You should be aware of several things when using the RDP training set. First, the taxonomies only go to the genus level; therefore, you will only be able to classify your sequences to the genus level. You can modify the training set to include species-level names and may be successful in classifying to the species level. Second, many of these sequences are very poor in quality. Low quality reads have a large number of ambiguous base calls or are very short. Here is the output from running summary.seqs on trainset10_082014.rdp.fasta:

             Start End NBases  Ambigs  Polymer NumSeqs
Minimum:   1   320 320 0   4   1
25%-tile:  1   1426    1426    0   5   2663
Median:        1   1468    1468    0   5   5326
75%-tile:  1   1495    1495    1   6   7988
97.5%-tile:    1   1550    1550    12  7   10384
Maximum:   1   2210    2210    91  68  10650
Mean:      1   1443.04 1443.04 1.25822 5.5846  

Version 9

The RDP publicly released version 9 of its training set in March 2012. We have modified the files that they make available on sourceforge to be compatible with mothur. To maintain a consistent 6 taxonomic levels we have removed the various sub-classes, orders and families:

  • 16S rRNA reference (RDP): A collection of 9,665 bacterial and 384 archaeal 16S rRNA gene sequences with an improved taxonomy compared to version 7 (there was no v.8 as far as we are aware).
  • 16S rRNA reference (PDS): The RDP reference with 119 mitochondrial 16S rRNA gene sequences added as members of the Rickettsiales and four 18S rRNA gene sequences added as members of the Eukarya.

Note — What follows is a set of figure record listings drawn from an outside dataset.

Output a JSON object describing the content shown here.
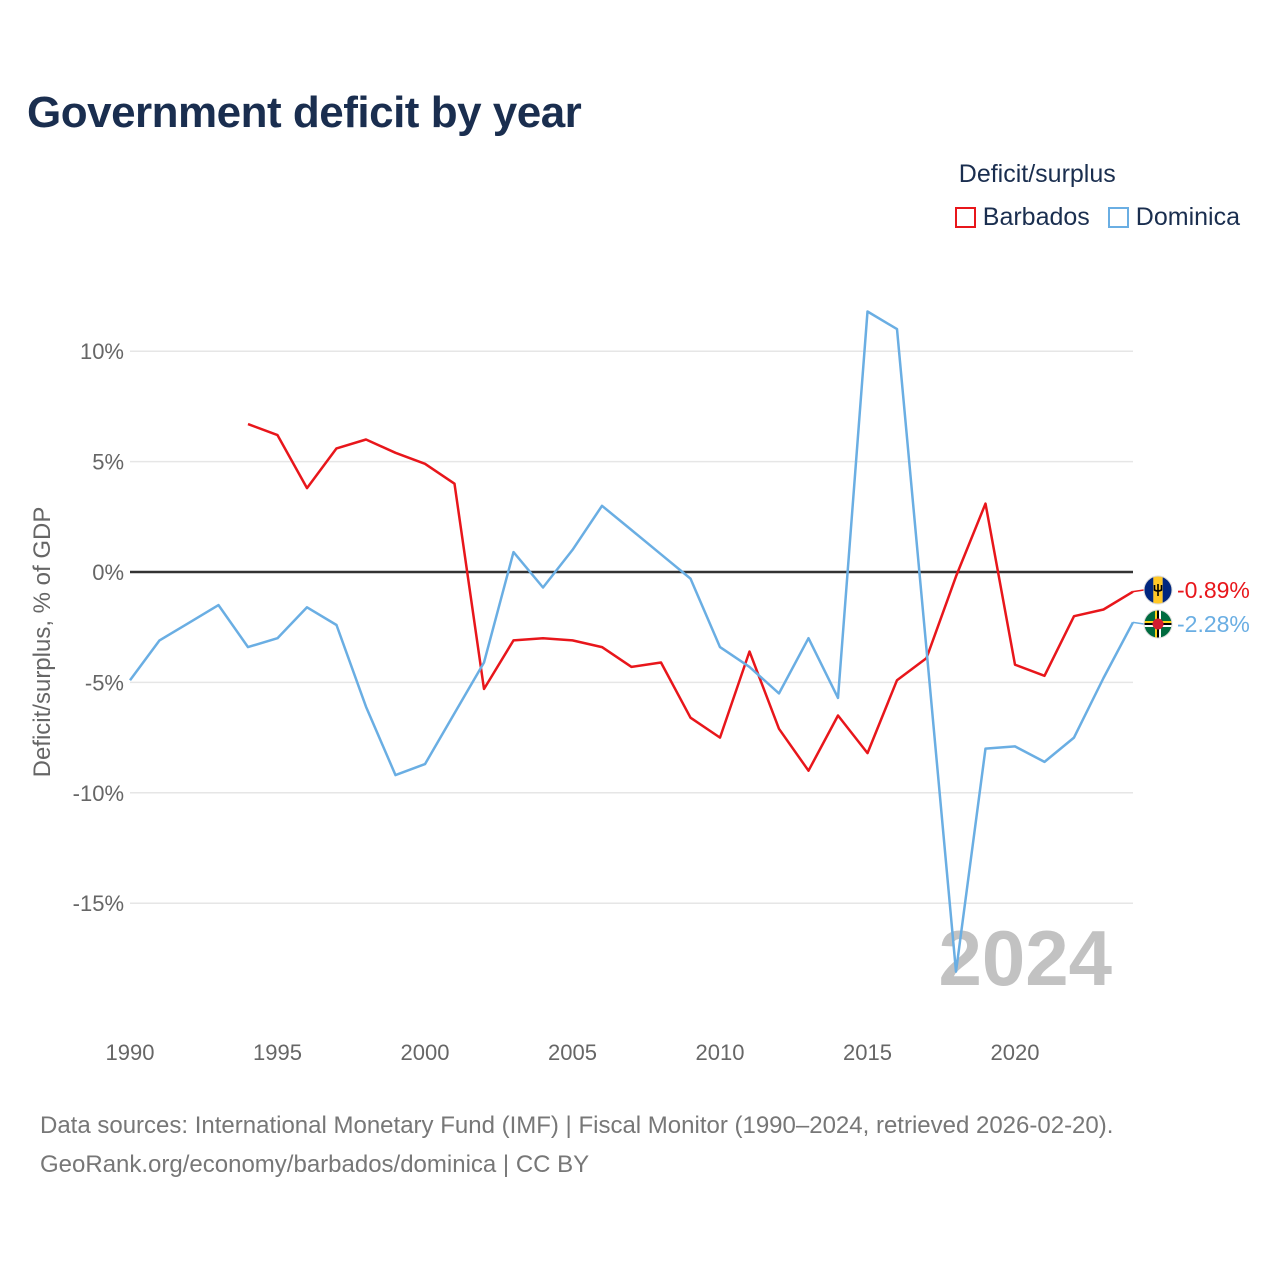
{
  "title": "Government deficit by year",
  "legend": {
    "title": "Deficit/surplus",
    "items": [
      {
        "label": "Barbados",
        "color": "#e8161b"
      },
      {
        "label": "Dominica",
        "color": "#6aaee3"
      }
    ]
  },
  "chart_data": {
    "type": "line",
    "title": "Government deficit by year",
    "xlabel": "",
    "ylabel": "Deficit/surplus, % of GDP",
    "xlim": [
      1990,
      2024
    ],
    "ylim": [
      -20,
      14
    ],
    "x_ticks": [
      1990,
      1995,
      2000,
      2005,
      2010,
      2015,
      2020
    ],
    "y_ticks": [
      {
        "value": 10,
        "label": "10%"
      },
      {
        "value": 5,
        "label": "5%"
      },
      {
        "value": 0,
        "label": "0%"
      },
      {
        "value": -5,
        "label": "-5%"
      },
      {
        "value": -10,
        "label": "-10%"
      },
      {
        "value": -15,
        "label": "-15%"
      }
    ],
    "zero_line": true,
    "grid": true,
    "year_watermark": "2024",
    "series": [
      {
        "name": "Barbados",
        "color": "#e8161b",
        "end_label": "-0.89%",
        "flag_icon": "barbados-flag-icon",
        "x": [
          1994,
          1995,
          1996,
          1997,
          1998,
          1999,
          2000,
          2001,
          2002,
          2003,
          2004,
          2005,
          2006,
          2007,
          2008,
          2009,
          2010,
          2011,
          2012,
          2013,
          2014,
          2015,
          2016,
          2017,
          2018,
          2019,
          2020,
          2021,
          2022,
          2023,
          2024
        ],
        "values": [
          6.7,
          6.2,
          3.8,
          5.6,
          6.0,
          5.4,
          4.9,
          4.0,
          -5.3,
          -3.1,
          -3.0,
          -3.1,
          -3.4,
          -4.3,
          -4.1,
          -6.6,
          -7.5,
          -3.6,
          -7.1,
          -9.0,
          -6.5,
          -8.2,
          -4.9,
          -3.9,
          -0.2,
          3.1,
          -4.2,
          -4.7,
          -2.0,
          -1.7,
          -0.89
        ]
      },
      {
        "name": "Dominica",
        "color": "#6aaee3",
        "end_label": "-2.28%",
        "flag_icon": "dominica-flag-icon",
        "x": [
          1990,
          1991,
          1992,
          1993,
          1994,
          1995,
          1996,
          1997,
          1998,
          1999,
          2000,
          2001,
          2002,
          2003,
          2004,
          2005,
          2006,
          2007,
          2008,
          2009,
          2010,
          2011,
          2012,
          2013,
          2014,
          2015,
          2016,
          2017,
          2018,
          2019,
          2020,
          2021,
          2022,
          2023,
          2024
        ],
        "values": [
          -4.9,
          -3.1,
          -2.3,
          -1.5,
          -3.4,
          -3.0,
          -1.6,
          -2.4,
          -6.1,
          -9.2,
          -8.7,
          -6.4,
          -4.1,
          0.9,
          -0.7,
          1.0,
          3.0,
          1.9,
          0.8,
          -0.3,
          -3.4,
          -4.3,
          -5.5,
          -3.0,
          -5.7,
          11.8,
          11.0,
          -3.5,
          -18.1,
          -8.0,
          -7.9,
          -8.6,
          -7.5,
          -4.8,
          -2.28
        ]
      }
    ]
  },
  "footer": {
    "line1": "Data sources: International Monetary Fund (IMF) | Fiscal Monitor (1990–2024, retrieved 2026-02-20).",
    "line2": "GeoRank.org/economy/barbados/dominica | CC BY"
  }
}
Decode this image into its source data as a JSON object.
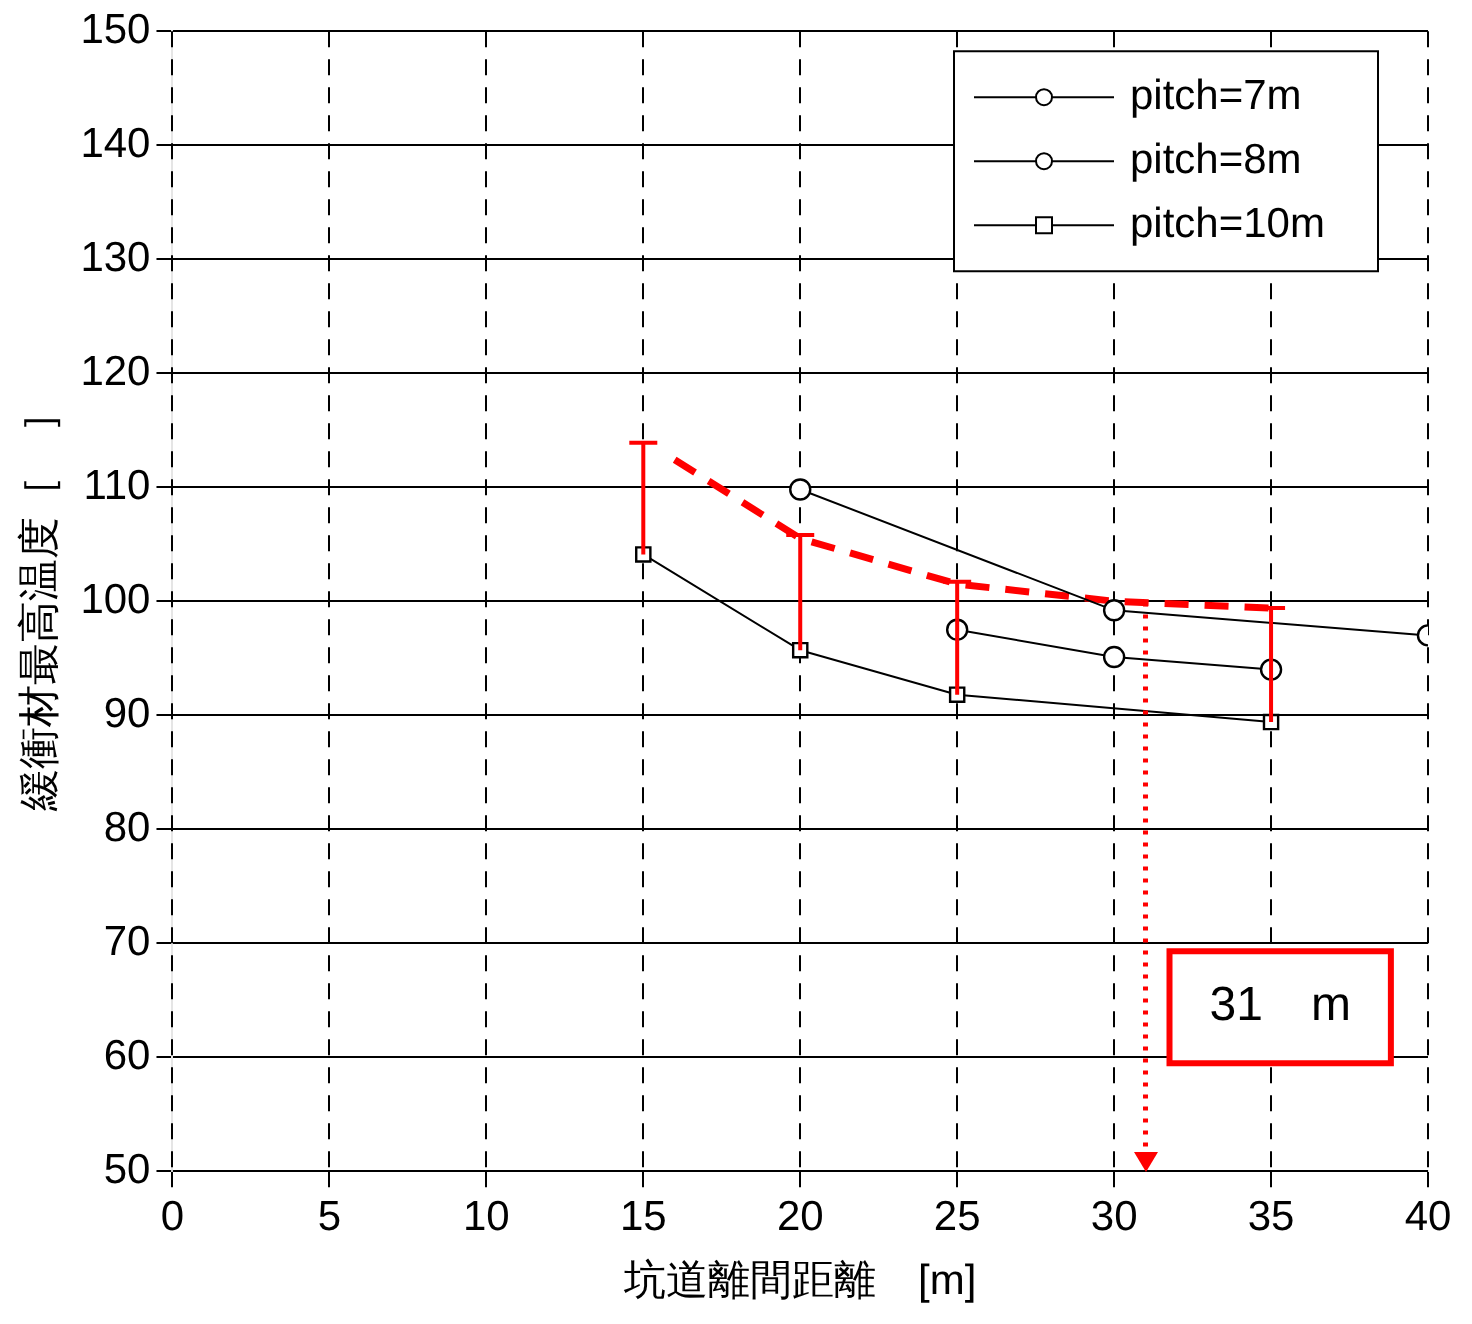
{
  "chart_data": {
    "type": "line",
    "xlabel": "坑道離間距離　[m]",
    "ylabel": "緩衝材最高温度［　］",
    "xlim": [
      0,
      40
    ],
    "ylim": [
      50,
      150
    ],
    "xticks": [
      0,
      5,
      10,
      15,
      20,
      25,
      30,
      35,
      40
    ],
    "yticks": [
      50,
      60,
      70,
      80,
      90,
      100,
      110,
      120,
      130,
      140,
      150
    ],
    "grid": true,
    "legend": "top right",
    "series": [
      {
        "name": "pitch=7m",
        "color": "#000000",
        "marker": "circle",
        "x": [
          20,
          30,
          40
        ],
        "values": [
          109.8,
          99.2,
          97.0
        ]
      },
      {
        "name": "pitch=8m",
        "color": "#000000",
        "marker": "circle",
        "x": [
          25,
          30,
          35
        ],
        "values": [
          97.5,
          95.1,
          94.0
        ]
      },
      {
        "name": "pitch=10m",
        "color": "#000000",
        "marker": "square",
        "x": [
          15,
          20,
          25,
          35
        ],
        "values": [
          104.1,
          95.7,
          91.8,
          89.4
        ],
        "errors": [
          [
            104.1,
            113.9
          ],
          [
            95.7,
            105.8
          ],
          [
            91.8,
            101.7
          ],
          [
            89.4,
            99.4
          ]
        ]
      },
      {
        "color": "#ff0000",
        "marker": "none",
        "line_style": "dashed",
        "x": [
          16,
          20,
          25,
          30,
          35
        ],
        "values": [
          112.4,
          105.5,
          101.5,
          100.0,
          99.4
        ]
      }
    ],
    "ref_lines": [
      {
        "axis": "x",
        "value": 31,
        "label": "31　m",
        "color": "#ff0000",
        "line_style": "dotted"
      }
    ]
  }
}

You should be aware of several things when using the RDP training set. First, the taxonomies only go to the genus level; therefore, you will only be able to classify your sequences to the genus level. You can modify the training set to include species-level names and may be successful in classifying to the species level. Second, many of these sequences are very poor in quality. Low quality reads have a large number of ambiguous base calls or are very short.

Version 7

The RDP released version 7 of its training set in November 2011. In separate files they provide the reference data for 16S (Bacteria and Archaea) and 18S (fungi) rRNA gene sequences and taxonomy. We have modified these files to be compatible with mothur. To maintain a consistent 6 taxonomic levels we have removed the various sub-classes, orders and families:

  • 16S rRNA reference (RDP): A collection of 9,662 bacterial and 384 archaeal 16S rRNA gene sequences with an improved taxonomy compared to version 6.
  • 16S rRNA reference (PDS): The RDP reference with three sequences reversed and 119 mitochondrial 16S rRNA gene sequences added as members of the Rickettsiales
  • 28s rrna reference (rdp): A collection of 8506 reference 28S rRNA gene sequences from the Fungi that were curated by the Kuske lab

You should be aware of several things when using the RDP training set. First, the taxonomies only go to the genus level; therefore, you will only be able to classify your sequences to the genus level. You can modify the training set to include species-level names and may be successful in classifying to the species level. Second, many of these sequences are very poor in quality. Low quality reads have a large number of ambiguous base calls or are very short. In the PDS version of the training set we have reversed three sequences that were in the wrong direction.

Version 6

The rdp training set (version 6, released 03/02/2010) consists of 8,422 sequences (8,127 bacterial and 295 archaeal) and is based on Bergey’s taxonomic outline. This training set is our modification of the files that they posted to sourceforge. Their archive provides a bunch of other files that mothur will calculate the first time you use the training set. Our archive consists of two files - a fasta-formatted sequence file and a mothur-compatible taxonomy file. The only subtle manipulation we made was to remove the sub-taxonomic levels (e.g. sub-order) and to plug in incertae_sedis levels when a step in the taxonomy was missing. Thus taxonomic level 6 corresponds to the level of genus and level 1 corresponds to the level of kingdom. I have also included a “pds” version of the same reference collection that includes additional Mitochondrial and Eukaryotic sequences.